Compilation album
- Released: 1976
- Label: Hi-Fi News & Record Review / Link House Publications
- Producer: Mike Thorne

= Quadrafile =

Quadrafile is an LP recording released in 1976 intended as a demonstration of four different systems of quadraphonic sound reproduction on phonograph records.

== Background ==

The record is a double album, with four sides containing identical material presented in each of the four LP based quadraphonic sound formats: SQ, QS, CD-4 and UD-4. These had evolved as the result of four competing companies (CBS, Sansui, JVC and Nippon Columbia respectively) pursuing their own quadraphonic systems independently. This, and the incompatibility of the systems were factors in the slow uptake and eventual downfall of quadraphonic recordings.
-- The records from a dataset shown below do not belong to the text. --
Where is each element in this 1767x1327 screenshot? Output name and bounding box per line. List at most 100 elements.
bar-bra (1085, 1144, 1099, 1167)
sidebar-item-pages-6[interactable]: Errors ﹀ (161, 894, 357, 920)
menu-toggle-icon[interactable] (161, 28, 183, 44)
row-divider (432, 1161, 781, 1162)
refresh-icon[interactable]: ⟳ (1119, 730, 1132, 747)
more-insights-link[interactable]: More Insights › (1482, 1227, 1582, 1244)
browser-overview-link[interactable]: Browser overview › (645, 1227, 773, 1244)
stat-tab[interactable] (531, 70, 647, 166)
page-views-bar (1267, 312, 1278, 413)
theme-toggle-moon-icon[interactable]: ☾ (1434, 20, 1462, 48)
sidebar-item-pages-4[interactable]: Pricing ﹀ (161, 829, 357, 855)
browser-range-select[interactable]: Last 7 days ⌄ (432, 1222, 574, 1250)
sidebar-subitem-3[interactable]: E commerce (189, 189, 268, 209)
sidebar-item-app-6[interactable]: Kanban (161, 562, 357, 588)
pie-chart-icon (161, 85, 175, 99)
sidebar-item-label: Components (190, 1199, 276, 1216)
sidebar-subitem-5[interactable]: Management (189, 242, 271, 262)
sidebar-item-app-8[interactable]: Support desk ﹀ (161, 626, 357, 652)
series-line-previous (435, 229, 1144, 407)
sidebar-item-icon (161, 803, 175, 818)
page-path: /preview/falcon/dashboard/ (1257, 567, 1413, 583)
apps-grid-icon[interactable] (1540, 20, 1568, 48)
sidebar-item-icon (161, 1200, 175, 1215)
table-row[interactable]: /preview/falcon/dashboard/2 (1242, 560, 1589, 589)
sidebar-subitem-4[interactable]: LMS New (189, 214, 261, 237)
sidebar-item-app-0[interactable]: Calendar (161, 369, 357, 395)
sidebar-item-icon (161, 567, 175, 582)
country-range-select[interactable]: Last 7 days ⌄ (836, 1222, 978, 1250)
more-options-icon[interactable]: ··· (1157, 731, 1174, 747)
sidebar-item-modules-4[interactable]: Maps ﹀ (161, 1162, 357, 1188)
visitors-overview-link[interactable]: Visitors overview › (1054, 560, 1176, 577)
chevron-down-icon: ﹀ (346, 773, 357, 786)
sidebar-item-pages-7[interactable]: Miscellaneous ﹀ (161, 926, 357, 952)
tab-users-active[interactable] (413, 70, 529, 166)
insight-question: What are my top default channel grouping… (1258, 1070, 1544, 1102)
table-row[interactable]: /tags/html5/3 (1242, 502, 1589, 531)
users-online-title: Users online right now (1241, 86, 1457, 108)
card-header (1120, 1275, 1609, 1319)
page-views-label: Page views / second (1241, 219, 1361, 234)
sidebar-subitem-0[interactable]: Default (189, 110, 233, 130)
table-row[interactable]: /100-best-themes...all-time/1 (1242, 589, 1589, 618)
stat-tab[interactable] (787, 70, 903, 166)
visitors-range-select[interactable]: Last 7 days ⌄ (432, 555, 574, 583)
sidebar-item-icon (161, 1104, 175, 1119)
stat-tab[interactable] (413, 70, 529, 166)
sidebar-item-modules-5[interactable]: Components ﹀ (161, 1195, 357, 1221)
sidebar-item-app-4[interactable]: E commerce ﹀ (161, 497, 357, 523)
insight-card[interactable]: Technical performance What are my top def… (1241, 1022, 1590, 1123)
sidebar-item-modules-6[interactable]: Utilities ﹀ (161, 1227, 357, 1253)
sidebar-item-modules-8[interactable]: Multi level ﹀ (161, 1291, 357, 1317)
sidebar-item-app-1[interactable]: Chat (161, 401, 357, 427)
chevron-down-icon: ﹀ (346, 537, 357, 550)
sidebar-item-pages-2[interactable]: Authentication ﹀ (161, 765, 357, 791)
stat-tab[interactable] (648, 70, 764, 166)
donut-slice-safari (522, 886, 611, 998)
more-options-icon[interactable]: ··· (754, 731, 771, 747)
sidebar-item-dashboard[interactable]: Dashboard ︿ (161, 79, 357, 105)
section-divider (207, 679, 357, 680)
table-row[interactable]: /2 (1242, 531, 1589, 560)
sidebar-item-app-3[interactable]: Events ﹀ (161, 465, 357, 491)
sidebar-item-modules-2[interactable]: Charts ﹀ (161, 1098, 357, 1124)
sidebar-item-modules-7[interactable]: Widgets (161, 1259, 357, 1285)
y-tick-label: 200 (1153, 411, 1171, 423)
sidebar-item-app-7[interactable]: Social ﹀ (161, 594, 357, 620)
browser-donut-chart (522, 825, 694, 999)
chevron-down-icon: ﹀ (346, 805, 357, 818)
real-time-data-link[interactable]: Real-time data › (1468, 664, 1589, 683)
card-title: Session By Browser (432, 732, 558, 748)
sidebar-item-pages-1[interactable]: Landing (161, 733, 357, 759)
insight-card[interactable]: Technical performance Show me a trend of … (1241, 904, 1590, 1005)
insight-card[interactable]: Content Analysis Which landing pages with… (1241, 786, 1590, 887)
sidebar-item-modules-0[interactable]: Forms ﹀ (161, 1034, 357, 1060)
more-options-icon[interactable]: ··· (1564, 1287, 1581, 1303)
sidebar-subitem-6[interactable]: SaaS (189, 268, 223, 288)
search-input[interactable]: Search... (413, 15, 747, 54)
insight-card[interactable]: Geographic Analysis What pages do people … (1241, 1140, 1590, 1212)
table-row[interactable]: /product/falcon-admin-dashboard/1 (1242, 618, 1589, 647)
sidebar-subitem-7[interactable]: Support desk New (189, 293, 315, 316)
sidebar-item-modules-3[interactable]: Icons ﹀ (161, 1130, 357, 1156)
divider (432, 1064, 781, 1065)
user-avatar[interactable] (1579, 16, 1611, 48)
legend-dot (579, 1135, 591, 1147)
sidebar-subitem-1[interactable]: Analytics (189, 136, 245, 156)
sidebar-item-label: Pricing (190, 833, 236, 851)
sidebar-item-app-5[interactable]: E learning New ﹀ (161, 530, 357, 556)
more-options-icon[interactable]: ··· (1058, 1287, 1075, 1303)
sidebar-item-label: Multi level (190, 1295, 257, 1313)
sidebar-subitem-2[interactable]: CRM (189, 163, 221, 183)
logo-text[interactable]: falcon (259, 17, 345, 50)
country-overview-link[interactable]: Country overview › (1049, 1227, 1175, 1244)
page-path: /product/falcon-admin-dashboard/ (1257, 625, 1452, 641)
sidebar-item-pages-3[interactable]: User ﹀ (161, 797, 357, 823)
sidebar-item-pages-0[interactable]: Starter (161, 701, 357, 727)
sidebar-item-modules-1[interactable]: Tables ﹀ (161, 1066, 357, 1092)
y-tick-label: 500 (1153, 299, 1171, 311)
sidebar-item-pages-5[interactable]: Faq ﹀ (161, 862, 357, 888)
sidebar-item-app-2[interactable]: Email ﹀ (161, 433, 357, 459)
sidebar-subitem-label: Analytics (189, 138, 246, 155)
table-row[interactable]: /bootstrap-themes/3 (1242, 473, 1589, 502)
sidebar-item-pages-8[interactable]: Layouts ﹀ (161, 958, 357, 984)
The project was put together by Mike Thorne, then editor of Studio Sound magazine. Able to persuade JVC and CBS via his own contacts, he soon found agreement from Sansui and Nippon Columbia and all four companies agreed to encode a side of the album each. Assembling material was more difficult since compilations spanning record labels were not as commonplace as they eventually became.

== Tracks ==

The eventual album includes a set of single and paired reference sounds, a surround-sound demonstration named "Electronic Footsy" (created in collaboration with engineer Tony Faulkner), a Stéphane Grappelli violin duet and two classical pieces by Mahler and Bartok, the latter being conducted by Pierre Boulez, as well as Pink Floyd's "Money" and 2 excerpts from Mike Oldfield's Tubular Bells.

To ensure consistency in the mastering process, Thorne took possession of the actual master tapes of the Pink Floyd album Dark Side of the Moon, which caused him considerable paranoia to the extent that he hid the tapes inside his piano, reasoning that it would be unlikely for a burglar to steal such a hefty object or search inside it.

Quadrafile disc labels

== Reception ==

The album was released just as quadraphonic sound was on the wane. Only 5,000 numbered copies were pressed and are extremely rare collector's items. Some collectors have sought out this release as the only example of Mike Oldfield and Pink Floyd recordings being presented in that particular quad format.

In 1976, Music Educators Journal described Quadrafile in an article on useful materials for music professionals.